Toronto Council proposal would end sheltering families in motels

Tom Boland (wgcp@earthlink.net)
Fri, 23 Apr 1999 17:27:21 -0700 (PDT)


Would phasing out "welfare hotels" in Toronto or elsewhere leave homeless
families better off?  If so, under what conditions?

See related article below:

http://www.thestar.com:80/thestar/editorial/toronto/990423NEW03_CI-MOTEL23.html
FWD  Toronto Star - April 23, 1999

     COUNCIL PONDERS PLAN TO HOUSE HOMELESS

     Proposal would phase out placing families in motels
     Proposal includes spreading housing throughout city

     By  Jack Lakey - Toronto Star  City Hall Bureau

 Toronto City Council will consider a five-year plan to phase out placing
homeless families in motels along Kingston Rd. in Scarborough.

 But council's community and neighbourhood services committee was told
yesterday that the proposal will never work unless the provincial and
federal governments help pay for more affordable housing.

 ``You can't phase out the motels without something to replace them,'' said
Councillor Gordon Chong (Don Parkway), a member of the committee.

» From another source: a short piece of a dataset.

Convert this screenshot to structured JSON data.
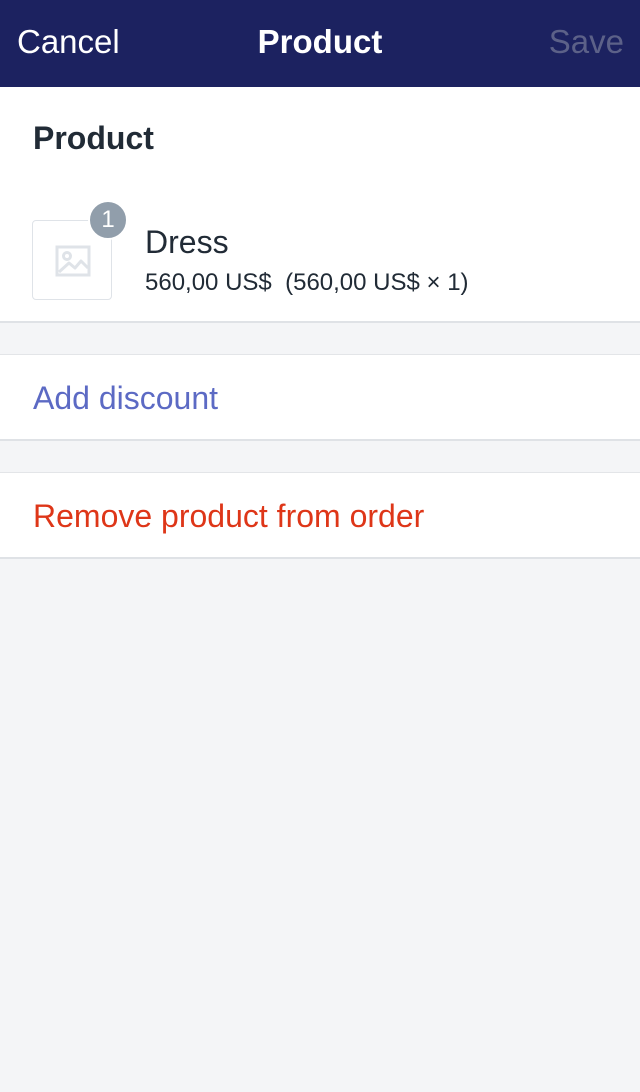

 ``Until the federal and provincial governments get their heads on
straight, we need the motels,'' said Councillor Michael Prue (East York),
who also sits on the committee.

 As the city's hostel system filled up in the 1980s, the community services
department began moving homeless families into the strip of run-down motels
along Kingston Rd. as a short-term measure.

 But the crisis didn't ease up during the 1990s and more than half of the
families seeking aid were eventually housed on Kingston Rd.

 Now, more than 900 people on social assistance are living in the motels,
while another 150 have been sent to motels outside the city.

 A report to the committee from city staff notes that area residents are
growing impatient with the strain placed on schools and community services
by the transient families.

 Homelessness is a national disaster and senior levels of government have
to help pay for the solutions, Mayor Mel Lastman said yesterday in a speech
to the Salvation Army.

 The federal government ``helped create the problem when they got out of
the housing business nine years ago, and they still haven't owned up to
their share of the responsibilities,'' Lastman said.

 The committee approved a staff recommendation for a five-year plan to
phase out the use of the motels, but also voted to spread out the necessary
social housing across the city.

 It also conceded that without significant resources from senior levels of
government, it is unlikely the city will be able to develop alternatives.

 The committee's recommendations are to go to city council for approval.